Le CNRS promet, sur les conseils de l’Office français de l’intégrité scientifique, de rendre prochainement publique une procédure claire sur la conduite à tenir en cas de soupçons de manquement à l’intégrité scientifique. L’ETHZ, en septembre 2018, a fait part de ses mesures en matière d’intégrité scientifique qui feraient pâlir bien des institutions françaises de plus grande importance : deux délégués à l’intégrité scientifique, au lieu d’un précédemment, et une commission de seize membres chargée des bonnes pratiques scientifiques.
Face aux accusations d’inconduite, les conséquences humaines peuvent être lourdes.

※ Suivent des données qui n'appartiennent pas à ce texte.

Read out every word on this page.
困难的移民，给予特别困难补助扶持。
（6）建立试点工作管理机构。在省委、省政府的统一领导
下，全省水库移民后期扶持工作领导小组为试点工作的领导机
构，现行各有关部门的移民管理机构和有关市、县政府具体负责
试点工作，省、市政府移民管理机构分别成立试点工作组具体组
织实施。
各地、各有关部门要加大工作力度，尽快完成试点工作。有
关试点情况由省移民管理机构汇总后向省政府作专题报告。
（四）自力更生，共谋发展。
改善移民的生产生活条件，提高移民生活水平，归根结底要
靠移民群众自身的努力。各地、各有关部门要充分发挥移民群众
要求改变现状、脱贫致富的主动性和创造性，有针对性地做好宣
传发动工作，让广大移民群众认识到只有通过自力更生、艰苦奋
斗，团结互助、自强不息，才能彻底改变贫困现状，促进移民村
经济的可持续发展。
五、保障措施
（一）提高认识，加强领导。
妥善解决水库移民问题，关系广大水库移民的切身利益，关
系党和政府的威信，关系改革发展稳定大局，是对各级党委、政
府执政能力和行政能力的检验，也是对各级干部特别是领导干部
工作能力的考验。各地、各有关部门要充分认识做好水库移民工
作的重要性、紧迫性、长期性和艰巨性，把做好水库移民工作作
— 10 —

Olivier Voinnet a été arrêté six mois et évoque des passages à l’isolement en hôpital psychiatrique en 2015. Anne Peyroche est en arrêt maladie depuis janvier 2018. D’autres ont connu des épisodes dépressifs. Des enquêteurs ou des témoins rapportent avoir vu des coauteurs en pleurs durant les enquêtes. On ne peut qu’être frappé par le malaise régnant dans les laboratoires autour de ces questions.

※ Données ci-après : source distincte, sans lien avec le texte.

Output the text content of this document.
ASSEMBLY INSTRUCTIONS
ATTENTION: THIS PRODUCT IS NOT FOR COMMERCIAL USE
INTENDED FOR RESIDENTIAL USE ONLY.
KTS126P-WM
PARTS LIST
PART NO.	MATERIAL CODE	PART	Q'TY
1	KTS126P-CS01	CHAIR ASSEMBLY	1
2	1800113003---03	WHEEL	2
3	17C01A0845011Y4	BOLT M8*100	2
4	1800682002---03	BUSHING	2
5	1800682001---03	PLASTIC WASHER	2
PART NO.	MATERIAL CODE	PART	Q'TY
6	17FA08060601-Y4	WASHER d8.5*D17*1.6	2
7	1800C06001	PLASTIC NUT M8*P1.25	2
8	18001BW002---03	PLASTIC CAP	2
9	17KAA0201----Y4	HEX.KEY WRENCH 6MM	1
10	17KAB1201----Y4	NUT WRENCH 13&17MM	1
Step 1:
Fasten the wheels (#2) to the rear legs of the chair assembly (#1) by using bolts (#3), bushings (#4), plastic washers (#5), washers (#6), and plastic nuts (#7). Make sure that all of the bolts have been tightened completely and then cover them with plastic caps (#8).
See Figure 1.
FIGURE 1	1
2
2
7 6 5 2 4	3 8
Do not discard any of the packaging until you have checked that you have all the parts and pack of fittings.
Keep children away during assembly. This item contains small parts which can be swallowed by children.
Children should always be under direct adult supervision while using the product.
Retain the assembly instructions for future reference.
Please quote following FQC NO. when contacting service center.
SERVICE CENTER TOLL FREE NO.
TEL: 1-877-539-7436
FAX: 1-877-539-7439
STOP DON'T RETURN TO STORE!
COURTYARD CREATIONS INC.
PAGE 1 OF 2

Un comité d’évaluation du Haut Conseil de l’évaluation de la recherche et de l’enseignement supérieur (HCERES), lors de sa visite à Strasbourg à l’IBMP, l’ancien laboratoire d’Olivier Voinnet, confirme ces conséquences : « Les effets collatéraux sur les vies personnelles et professionnelles de l’IBMP ont été pénibles, et beaucoup de personnes ont été touchées par l’affaire », lit-on dans son rapport. Le comité du HCERES égratignait ainsi la direction de l’IBMP en se montrant « surpris et déçu » que le rapport envoyé par l’IBMP pour cette évaluation ne mentionne pas ces affaires d’inconduites et les rétractations d’articles.

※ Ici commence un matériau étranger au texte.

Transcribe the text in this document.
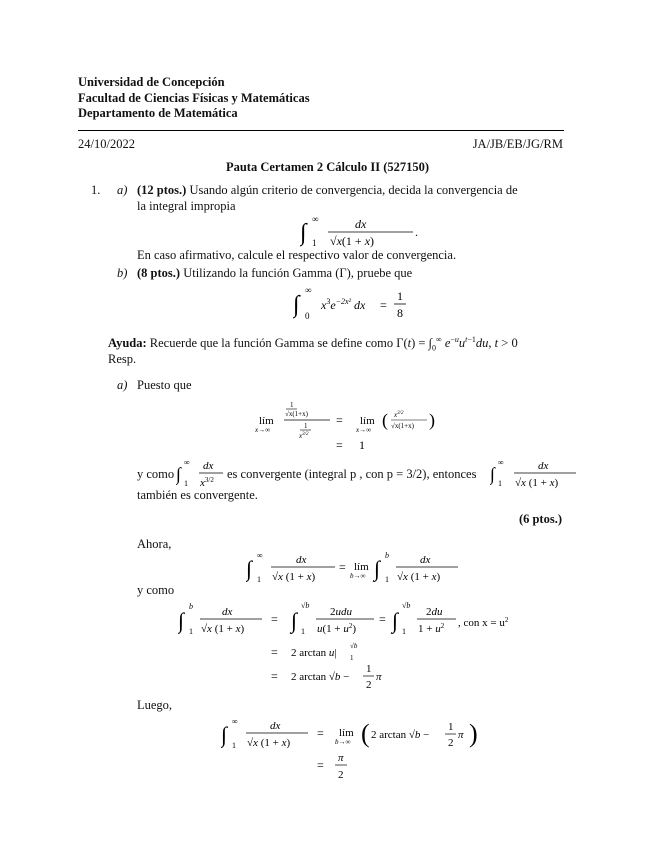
Universidad de Concepción
Facultad de Ciencias Físicas y Matemáticas
Departamento de Matemática
24/10/2022	JA/JB/EB/JG/RM
Pauta Certamen 2 Cálculo II (527150)
1. a) (12 ptos.) Usando algún criterio de convergencia, decida la convergencia de
la integral impropia
∫
∞
1
dx
√x(1 + x)
.
En caso afirmativo, calcule el respectivo valor de convergencia.
b) (8 ptos.) Utilizando la función Gamma (Γ), pruebe que
∫
∞
0
$x^3e^{-2x^2}$ dx =
1
8
Ayuda: Recuerde que la función Gamma se define como $\Gamma(t) = \int_0^\infty$ $e^{-u}u^{t-1}du$, t > 0
Resp.
a) Puesto que
lím
x→∞
1
√x(1+x)
1
$x^{3/2}$
= lím
x→∞ ( $x^{3/2}$
√x(1+x) )
= 1
y como ∫
∞
1
dx
$x^{3/2}$ es convergente (integral p , con p = 3/2), entonces ∫
∞
1
dx
√x (1 + x)
también es convergente.
(6 ptos.)
Ahora,
∫
∞
1
dx
√x (1 + x)
= lím
b→∞ ∫
b
1
dx
√x (1 + x)
y como
∫
b
1
dx
√x (1 + x)
= ∫
√b
1
2udu
$u(1 + u^2)$
= ∫
√b
1
2du
$1 + u^2$ , con $x = u^2$
= 2 arctan u| 1
√b
= 2 arctan √b −
1
2
π
Luego,
∫
∞
1
dx
√x (1 + x)
= lím
b→∞ ( 2 arctan √b −
1
2
π )
= π
2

« JE NE SUIS PAS DREYFUS, JE NE SUIS PAS UN SAINT, JE VEUX JUSTE LA VÉRITÉ. » OLIVIER VOINNET, BIOLOGISTE, PROFESSEUR À L’ETHZ
Au journaliste curieux d’autres enquêtes en cours, certains responsables d’organisme font parfois valoir la fragilité psychologique des mis en cause. En outre, il est clair que de la malveillance, voire de la haine, nourrissent ces scandales. Les accusations anonymes contre Olivier Voinnet, puis contre Catherine Jessus ou Anne Peyroche ont été lancées moins pour le bien de la science que par vindicte personnelle. L’identité des « lanceurs d’alerte », visiblement du sérail, reste à ce jour inconnue.
Olivier Voinnet, celui par qui le scandale est involontairement arrivé, est quant à lui sorti de son silence. Pour assurer sa défense certes, et pointer la responsabilité de son fidèle second, Patrice Dunoyer, qui a aujourd’hui quitté la recherche.
Mais l’opiniâtreté de l’ancien « Wunder­kind » à « nettoyer » sa production (sa thèse amendée et une trentaine d’articles corrigés ou faisant l’objet de rétractations à ce jour) témoigne d’une volonté de prendre ces choses au sérieux : « Je ne suis pas Dreyfus, je ne suis pas un saint, je veux juste la vérité. » Il ne cache pas, exemples à l’appui, qu’une part de la production des laboratoires français mériterait encore un examen attentif.